The initiative was formed as a direct response to the growing number of cases of fraudulent degrees and how the internet is facilitating the growth of the industry. The e-Scroll system is built on top of the NEM blockchain.
A Stop to a Growing Fraudulent Industry
According to the Twitter post on Thursday, the ministry of education claimed that the:
“Need for such a secure and robust system has arisen due to the increasing number of fake degrees and how easily they are available on the internet.”

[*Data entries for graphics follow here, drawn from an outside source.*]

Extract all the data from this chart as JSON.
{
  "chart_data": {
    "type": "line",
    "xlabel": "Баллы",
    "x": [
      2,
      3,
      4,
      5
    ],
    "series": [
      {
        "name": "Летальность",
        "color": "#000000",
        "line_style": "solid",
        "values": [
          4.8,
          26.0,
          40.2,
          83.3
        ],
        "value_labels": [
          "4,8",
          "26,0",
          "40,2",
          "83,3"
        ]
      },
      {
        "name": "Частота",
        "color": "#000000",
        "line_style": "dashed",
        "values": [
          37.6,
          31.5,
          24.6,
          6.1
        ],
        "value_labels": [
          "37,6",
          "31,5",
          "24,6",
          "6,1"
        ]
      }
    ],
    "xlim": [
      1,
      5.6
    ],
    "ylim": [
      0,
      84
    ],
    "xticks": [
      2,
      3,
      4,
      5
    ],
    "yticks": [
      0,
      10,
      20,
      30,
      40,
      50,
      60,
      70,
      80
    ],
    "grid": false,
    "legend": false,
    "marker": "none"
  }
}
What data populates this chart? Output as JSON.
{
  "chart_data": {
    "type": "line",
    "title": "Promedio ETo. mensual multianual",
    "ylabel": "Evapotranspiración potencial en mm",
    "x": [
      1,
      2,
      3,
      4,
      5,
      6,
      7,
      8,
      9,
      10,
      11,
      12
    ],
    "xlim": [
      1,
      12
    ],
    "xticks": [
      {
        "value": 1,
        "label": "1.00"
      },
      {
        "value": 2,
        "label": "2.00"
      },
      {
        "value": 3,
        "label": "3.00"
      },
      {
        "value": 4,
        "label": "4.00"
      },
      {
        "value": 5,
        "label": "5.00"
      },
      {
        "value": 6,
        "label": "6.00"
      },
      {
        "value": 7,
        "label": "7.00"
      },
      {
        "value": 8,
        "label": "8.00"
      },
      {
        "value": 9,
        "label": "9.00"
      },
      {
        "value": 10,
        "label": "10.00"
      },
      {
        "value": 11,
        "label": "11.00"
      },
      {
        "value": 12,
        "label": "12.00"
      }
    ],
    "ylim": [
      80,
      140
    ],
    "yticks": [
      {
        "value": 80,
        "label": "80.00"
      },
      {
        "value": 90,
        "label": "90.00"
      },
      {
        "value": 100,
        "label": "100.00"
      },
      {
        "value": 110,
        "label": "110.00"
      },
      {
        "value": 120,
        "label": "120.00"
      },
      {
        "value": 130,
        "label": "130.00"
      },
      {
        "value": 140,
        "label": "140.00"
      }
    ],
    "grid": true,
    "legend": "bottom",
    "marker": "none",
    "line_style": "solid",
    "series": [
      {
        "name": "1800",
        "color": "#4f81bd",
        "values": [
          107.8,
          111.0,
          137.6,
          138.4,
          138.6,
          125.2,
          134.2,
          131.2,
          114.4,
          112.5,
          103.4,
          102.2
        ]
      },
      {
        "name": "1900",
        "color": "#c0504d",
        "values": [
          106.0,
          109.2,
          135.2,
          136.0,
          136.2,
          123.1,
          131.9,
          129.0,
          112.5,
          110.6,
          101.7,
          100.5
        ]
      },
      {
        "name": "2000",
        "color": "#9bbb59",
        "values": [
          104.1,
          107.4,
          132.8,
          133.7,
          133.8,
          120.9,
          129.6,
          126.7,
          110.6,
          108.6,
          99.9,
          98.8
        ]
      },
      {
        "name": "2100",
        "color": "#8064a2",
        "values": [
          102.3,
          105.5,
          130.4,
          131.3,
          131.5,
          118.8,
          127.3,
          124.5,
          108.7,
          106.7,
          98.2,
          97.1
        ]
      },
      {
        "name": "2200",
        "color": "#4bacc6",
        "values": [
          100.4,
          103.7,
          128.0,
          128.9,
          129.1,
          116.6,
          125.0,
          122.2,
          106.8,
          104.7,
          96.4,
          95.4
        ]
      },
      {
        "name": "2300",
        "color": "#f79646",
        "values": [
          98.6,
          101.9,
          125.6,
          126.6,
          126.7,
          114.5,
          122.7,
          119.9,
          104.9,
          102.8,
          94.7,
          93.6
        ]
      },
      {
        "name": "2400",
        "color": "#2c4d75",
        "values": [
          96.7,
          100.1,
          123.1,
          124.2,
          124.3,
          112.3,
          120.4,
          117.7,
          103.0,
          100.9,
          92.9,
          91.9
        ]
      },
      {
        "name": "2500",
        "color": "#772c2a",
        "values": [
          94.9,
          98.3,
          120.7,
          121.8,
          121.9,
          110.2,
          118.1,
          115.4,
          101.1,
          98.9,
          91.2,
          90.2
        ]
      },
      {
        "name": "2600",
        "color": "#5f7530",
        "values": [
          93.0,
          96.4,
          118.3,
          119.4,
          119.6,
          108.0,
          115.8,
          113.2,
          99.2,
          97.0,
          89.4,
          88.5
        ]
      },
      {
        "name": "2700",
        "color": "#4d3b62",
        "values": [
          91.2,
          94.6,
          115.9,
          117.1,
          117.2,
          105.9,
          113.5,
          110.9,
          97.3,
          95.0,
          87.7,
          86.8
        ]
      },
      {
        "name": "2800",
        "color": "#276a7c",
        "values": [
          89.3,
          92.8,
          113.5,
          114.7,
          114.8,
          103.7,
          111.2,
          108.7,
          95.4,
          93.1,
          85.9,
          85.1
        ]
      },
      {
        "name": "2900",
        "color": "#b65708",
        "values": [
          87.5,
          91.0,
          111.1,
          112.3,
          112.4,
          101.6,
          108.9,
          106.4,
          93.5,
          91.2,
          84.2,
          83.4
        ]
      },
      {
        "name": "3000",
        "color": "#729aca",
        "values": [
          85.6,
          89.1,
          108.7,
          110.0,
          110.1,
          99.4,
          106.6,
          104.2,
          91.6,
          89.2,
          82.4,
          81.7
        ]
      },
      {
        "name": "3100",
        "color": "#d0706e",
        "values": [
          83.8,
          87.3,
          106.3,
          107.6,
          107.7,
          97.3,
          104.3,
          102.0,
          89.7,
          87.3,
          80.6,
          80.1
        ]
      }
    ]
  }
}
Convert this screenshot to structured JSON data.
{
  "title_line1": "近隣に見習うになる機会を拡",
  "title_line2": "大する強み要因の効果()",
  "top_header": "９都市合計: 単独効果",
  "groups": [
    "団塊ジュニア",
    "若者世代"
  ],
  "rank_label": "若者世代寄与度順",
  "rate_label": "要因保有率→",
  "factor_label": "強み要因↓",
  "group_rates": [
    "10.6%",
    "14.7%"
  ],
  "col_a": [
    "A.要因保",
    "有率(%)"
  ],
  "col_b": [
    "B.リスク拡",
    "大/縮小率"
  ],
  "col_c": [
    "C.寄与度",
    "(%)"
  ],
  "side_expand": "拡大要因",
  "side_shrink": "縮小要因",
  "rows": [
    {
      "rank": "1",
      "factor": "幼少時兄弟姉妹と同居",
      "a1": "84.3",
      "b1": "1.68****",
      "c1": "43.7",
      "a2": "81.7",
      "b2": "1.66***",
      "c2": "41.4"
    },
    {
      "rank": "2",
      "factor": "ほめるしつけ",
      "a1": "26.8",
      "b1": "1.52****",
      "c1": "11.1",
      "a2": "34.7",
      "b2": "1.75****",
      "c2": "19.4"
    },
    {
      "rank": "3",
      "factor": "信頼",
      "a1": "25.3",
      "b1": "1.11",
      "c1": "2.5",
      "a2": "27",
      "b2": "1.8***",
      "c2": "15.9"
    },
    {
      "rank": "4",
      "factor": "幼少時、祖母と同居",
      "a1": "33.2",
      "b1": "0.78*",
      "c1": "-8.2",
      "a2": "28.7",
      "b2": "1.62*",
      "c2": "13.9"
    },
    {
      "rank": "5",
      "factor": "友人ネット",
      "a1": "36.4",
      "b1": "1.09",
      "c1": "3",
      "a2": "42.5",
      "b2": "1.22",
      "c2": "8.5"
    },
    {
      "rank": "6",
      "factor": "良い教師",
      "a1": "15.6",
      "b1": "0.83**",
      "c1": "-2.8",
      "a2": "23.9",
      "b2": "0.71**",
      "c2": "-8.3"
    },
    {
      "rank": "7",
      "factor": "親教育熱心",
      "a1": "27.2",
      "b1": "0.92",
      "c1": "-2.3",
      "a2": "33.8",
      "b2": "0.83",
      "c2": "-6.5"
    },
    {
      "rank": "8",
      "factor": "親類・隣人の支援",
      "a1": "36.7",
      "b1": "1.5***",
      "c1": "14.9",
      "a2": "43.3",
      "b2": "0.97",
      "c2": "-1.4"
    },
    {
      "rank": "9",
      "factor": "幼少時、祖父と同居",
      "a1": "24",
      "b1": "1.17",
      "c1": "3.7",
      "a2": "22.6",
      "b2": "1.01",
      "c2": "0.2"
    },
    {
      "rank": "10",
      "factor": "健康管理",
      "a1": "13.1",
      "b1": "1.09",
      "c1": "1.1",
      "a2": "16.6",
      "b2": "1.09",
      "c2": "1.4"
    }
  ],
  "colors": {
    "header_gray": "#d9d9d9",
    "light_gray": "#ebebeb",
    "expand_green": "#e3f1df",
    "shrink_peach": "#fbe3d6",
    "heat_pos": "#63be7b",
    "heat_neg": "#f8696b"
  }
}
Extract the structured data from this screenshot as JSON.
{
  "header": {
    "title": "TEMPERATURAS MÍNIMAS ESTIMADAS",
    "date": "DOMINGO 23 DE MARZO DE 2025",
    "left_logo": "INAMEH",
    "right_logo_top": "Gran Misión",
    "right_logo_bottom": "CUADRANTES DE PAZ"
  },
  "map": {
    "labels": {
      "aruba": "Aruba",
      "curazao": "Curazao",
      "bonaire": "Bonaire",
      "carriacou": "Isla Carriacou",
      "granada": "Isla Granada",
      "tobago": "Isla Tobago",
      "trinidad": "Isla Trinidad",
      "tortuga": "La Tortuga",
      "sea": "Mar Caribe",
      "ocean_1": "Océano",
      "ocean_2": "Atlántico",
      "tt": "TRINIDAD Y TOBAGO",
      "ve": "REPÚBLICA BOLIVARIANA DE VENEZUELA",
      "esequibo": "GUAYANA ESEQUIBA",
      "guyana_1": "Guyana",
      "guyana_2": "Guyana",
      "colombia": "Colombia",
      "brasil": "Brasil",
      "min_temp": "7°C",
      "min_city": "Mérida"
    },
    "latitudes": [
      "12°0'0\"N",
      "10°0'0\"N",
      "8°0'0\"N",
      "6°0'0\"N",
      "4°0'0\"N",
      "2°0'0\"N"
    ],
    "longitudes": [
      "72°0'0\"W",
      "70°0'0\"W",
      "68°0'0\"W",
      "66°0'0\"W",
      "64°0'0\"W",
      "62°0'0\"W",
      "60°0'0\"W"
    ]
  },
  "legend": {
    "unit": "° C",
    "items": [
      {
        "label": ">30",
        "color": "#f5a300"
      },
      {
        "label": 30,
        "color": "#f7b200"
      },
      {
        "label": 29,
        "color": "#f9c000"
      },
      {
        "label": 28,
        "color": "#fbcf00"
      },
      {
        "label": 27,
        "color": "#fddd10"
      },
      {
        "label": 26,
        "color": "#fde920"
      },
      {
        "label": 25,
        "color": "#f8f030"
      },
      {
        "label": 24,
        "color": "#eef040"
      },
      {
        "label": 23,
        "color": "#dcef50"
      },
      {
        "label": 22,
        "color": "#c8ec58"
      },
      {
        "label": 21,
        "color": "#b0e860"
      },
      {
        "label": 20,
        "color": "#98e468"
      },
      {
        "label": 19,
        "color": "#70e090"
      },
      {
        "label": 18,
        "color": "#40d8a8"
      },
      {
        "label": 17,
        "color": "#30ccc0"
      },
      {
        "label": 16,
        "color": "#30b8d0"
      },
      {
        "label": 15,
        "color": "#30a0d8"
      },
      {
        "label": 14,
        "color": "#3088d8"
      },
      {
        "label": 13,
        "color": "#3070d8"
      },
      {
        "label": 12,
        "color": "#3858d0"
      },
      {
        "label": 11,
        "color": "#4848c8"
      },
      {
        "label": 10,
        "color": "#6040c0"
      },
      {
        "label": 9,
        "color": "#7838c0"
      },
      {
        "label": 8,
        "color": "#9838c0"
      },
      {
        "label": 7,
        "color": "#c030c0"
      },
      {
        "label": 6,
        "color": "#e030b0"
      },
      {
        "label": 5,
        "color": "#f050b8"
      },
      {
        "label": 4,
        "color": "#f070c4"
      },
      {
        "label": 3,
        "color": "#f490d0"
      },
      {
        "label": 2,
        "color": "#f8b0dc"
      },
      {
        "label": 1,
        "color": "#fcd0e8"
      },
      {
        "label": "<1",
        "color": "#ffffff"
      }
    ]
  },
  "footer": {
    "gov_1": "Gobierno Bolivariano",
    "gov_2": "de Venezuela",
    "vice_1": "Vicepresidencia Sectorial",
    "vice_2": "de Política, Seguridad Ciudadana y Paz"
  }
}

The press release cited an article published in January by the BBC which revealed that thousands of UK nationals were buying fake degrees from the internet. The investigation uncovered that nurses and NHS consultants are among the buyers of the fake degrees. The buyers are even prepared to part ways with £500,000 ($648,000) in order to lay their hands on the counterfeit documents.
Furthermore, only 20 percent of UK employers check the authenticity of certificates submitted by prospective employees.
The idea for the e-Scroll system was raised in January by the MADICT – Majis Dekan-dekan ICT (Council of ICT Deans) of the universities in the country. The new partnership is a “decisive action taken to prevent such degree fraud which also cheats and unfairly disadvantages genuine students.”
Blockchain technology was proposed as a solution to the growing problem because it is “secure and has the potential to increase the efficiency in authenticating a genuine certificate.”
Universities in Malaysia currently receive thousands of global requests from entities that want to verify if graduates truly have the degrees that they claim to have. In turn, the universities still rely on email and telephone to respond to the requests. The method is slow and inefficient, and blockchain technology has the potential to increase the speed and efficiency of the process.
The e-Scroll System
The initial members of the consortium are six public universities that include the UUM, IIUM, UTM, UMS, UMT, and UITM. The IIUM was picked by the ministry to lead the consortium.
The consortium was developed with the aim of spreading skills “training and development of the technology among the university students and academics.” In the future, the consortium is expected to deliver industry standard blockchain solutions that will help members to generate income.
The e-Scroll system is built on the NEM protocol because of its “unique features in managing traceability and authentication requirements.”
The verification takes only a few seconds and can be done from any location in the world. Ph.D. students graduating from IIUM on Nov. 10th will have their degrees embedded on the blockchain-based system, marking the first time the e-Scroll system is put to use.